Umberto Eco, la cultura è in lutto: nei suoi libri parlò anche di poker

Il mondo della cultura non solo italiana, ma mondiale, in queste ore sta piangendo la scomparsa di Umberto Eco, forse il più noto scrittore nostrano contemporaneo al di fuori dei confini nazionali.

Altri meglio di noi lo hanno già ricordato, ma nel nostro piccolo vogliamo onorare la memoria di Umberto Eco raccontandovi qualcosa che forse non sapete: in uno dei suoi libri, parlò anche del poker.
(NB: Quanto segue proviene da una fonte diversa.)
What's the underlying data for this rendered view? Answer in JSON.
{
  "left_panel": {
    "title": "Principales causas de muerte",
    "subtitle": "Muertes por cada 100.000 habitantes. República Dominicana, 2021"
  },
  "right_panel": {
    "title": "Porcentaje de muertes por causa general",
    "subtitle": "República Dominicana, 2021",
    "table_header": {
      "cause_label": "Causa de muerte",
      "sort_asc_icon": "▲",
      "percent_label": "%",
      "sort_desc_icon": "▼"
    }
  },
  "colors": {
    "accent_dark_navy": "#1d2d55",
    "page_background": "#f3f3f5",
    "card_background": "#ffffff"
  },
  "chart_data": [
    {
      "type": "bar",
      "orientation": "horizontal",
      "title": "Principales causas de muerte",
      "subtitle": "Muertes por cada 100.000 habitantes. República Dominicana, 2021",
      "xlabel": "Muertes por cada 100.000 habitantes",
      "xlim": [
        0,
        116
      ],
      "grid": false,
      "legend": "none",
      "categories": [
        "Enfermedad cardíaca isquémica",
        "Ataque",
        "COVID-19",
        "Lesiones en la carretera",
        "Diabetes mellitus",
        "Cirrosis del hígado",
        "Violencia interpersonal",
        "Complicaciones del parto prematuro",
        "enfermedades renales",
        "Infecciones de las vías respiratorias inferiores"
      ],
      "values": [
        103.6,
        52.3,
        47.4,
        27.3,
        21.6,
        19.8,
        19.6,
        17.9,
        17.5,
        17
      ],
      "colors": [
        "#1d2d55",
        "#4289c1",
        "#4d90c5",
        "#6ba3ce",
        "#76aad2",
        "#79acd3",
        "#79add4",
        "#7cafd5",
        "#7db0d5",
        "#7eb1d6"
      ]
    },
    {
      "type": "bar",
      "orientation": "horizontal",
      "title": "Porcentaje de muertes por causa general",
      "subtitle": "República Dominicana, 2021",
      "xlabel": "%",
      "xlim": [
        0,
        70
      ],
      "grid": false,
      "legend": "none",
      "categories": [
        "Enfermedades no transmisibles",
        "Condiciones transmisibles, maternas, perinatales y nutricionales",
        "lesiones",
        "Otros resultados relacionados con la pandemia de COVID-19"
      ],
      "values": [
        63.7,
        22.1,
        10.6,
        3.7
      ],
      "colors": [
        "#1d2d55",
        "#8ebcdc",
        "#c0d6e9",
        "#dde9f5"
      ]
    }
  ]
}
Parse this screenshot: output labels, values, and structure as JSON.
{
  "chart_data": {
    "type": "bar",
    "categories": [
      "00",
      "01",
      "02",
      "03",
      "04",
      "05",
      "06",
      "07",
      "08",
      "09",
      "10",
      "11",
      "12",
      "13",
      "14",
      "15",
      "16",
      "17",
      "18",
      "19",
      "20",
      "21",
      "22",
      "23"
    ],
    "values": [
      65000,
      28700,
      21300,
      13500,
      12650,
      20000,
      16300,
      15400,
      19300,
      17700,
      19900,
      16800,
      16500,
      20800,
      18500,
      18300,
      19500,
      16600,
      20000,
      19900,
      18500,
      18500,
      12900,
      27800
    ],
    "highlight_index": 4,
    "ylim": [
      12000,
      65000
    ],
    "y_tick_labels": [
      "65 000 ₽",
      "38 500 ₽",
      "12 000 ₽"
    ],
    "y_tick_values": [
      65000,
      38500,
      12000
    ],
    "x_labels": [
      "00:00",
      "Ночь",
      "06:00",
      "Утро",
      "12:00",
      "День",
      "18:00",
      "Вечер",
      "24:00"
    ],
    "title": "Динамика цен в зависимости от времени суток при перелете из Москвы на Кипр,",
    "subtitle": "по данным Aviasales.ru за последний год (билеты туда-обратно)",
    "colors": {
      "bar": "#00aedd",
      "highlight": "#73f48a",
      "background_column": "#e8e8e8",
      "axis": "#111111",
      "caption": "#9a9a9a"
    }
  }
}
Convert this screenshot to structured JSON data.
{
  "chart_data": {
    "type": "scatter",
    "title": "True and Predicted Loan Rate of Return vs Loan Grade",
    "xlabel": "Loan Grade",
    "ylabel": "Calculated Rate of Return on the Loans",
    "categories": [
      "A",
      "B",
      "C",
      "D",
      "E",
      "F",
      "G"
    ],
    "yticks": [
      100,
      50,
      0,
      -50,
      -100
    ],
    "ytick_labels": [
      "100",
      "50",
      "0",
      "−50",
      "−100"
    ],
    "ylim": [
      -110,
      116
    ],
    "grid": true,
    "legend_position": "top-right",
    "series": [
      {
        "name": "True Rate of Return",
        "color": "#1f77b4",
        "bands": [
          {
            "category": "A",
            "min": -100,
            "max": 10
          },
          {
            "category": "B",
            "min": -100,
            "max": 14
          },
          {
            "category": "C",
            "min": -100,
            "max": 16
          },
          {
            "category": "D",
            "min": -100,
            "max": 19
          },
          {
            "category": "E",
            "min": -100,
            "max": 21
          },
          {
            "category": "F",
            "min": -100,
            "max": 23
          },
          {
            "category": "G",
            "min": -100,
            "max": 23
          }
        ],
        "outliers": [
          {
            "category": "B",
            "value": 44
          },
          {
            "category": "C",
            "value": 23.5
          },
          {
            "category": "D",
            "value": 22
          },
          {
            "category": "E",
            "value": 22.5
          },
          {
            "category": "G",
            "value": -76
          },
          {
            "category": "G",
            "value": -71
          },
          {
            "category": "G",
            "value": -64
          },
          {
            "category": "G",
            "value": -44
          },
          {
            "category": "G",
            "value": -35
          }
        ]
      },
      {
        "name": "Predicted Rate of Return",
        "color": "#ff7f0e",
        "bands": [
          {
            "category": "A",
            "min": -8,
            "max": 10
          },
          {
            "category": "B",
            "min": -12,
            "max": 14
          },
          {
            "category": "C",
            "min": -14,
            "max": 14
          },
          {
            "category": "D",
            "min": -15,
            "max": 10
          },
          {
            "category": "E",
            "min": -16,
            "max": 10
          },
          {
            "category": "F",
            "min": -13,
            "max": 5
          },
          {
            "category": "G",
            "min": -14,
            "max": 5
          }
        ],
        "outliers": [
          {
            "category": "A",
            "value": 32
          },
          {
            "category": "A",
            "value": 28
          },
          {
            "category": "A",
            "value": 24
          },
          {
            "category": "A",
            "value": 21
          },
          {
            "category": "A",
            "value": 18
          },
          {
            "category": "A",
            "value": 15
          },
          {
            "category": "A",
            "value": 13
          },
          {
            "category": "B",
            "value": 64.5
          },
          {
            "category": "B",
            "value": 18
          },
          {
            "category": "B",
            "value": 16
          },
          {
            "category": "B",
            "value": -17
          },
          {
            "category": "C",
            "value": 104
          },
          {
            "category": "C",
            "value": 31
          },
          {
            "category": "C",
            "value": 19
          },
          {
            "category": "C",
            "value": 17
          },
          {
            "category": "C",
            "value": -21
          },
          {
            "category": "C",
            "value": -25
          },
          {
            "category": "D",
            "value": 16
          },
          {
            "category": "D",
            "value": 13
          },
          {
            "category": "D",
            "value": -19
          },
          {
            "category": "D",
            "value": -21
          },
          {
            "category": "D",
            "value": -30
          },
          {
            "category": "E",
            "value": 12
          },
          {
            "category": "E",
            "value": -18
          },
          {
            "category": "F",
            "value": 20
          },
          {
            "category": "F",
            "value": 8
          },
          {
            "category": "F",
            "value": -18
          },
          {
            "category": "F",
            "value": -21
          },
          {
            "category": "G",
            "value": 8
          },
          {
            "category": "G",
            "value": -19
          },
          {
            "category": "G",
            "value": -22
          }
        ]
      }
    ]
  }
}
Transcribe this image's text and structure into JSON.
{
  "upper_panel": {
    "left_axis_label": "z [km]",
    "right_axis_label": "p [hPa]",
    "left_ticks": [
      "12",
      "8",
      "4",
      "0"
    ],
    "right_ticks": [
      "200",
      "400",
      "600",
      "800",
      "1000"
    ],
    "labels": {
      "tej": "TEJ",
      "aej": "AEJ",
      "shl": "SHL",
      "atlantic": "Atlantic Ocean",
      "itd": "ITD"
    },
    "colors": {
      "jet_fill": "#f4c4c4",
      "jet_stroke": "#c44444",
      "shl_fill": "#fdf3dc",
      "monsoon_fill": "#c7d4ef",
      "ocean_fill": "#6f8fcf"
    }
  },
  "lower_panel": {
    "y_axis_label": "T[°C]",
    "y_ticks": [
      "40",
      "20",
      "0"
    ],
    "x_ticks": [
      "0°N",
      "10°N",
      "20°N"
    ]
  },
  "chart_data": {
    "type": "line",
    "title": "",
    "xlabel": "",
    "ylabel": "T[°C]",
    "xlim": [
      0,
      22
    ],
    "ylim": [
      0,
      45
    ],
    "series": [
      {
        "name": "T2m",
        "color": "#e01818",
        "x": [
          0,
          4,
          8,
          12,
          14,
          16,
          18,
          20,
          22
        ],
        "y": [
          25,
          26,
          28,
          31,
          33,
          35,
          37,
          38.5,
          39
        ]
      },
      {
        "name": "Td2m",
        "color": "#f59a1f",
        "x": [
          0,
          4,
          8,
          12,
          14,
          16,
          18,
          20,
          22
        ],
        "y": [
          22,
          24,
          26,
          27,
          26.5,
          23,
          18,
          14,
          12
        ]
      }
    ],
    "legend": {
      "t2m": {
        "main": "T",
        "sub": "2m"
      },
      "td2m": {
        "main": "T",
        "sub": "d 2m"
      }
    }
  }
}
Umberto Eco, che giustamente La Stampa definisce come “l’uomo grazie al quale la cultura è diventata un best seller”, era meglio noto per essere uno scrittore e filosofo, autore di quel capolavoro sempiterno, tradotto in decine di lingue, che è “Il nome della rosa” – da cui è tratto anche un celeberrimo film con Sean Connery.

Ma Umberto Eco era anche, e forse prima di tutto, un semiologo, cioè uno che studia i segni e la loro significazione. Per spiegare, utilizzeremo il chiaro esempio che riporta Wikipedia: “ Per significazione si intende ogni relazione che lega qualcosa di materialmente presente a qualcos'altro di assente (la luce rossa del semaforo significa, o sta per, ‘stop’)”.

Umberto Eco e la semiotica spiegata con il poker

Umberto Eco e il poker, dicevamo. Proprio in un suo libro sulla semiotica, “Sugli specchi ed altri saggi” (1985), l’autore utilizza il poker per spiegare la strategia del discorso. Ma è in un altro libro, sempre sulla semiotica, che Eco fa un uso più intensivo del gioco del poker come pretesto per spiegare un concetto.

In “La struttura assente” (1968) Umberto Eco prende ad esempio i giochi di carte, come bridge e appunto poker, per spiegare i concetti di codice e sottocodice.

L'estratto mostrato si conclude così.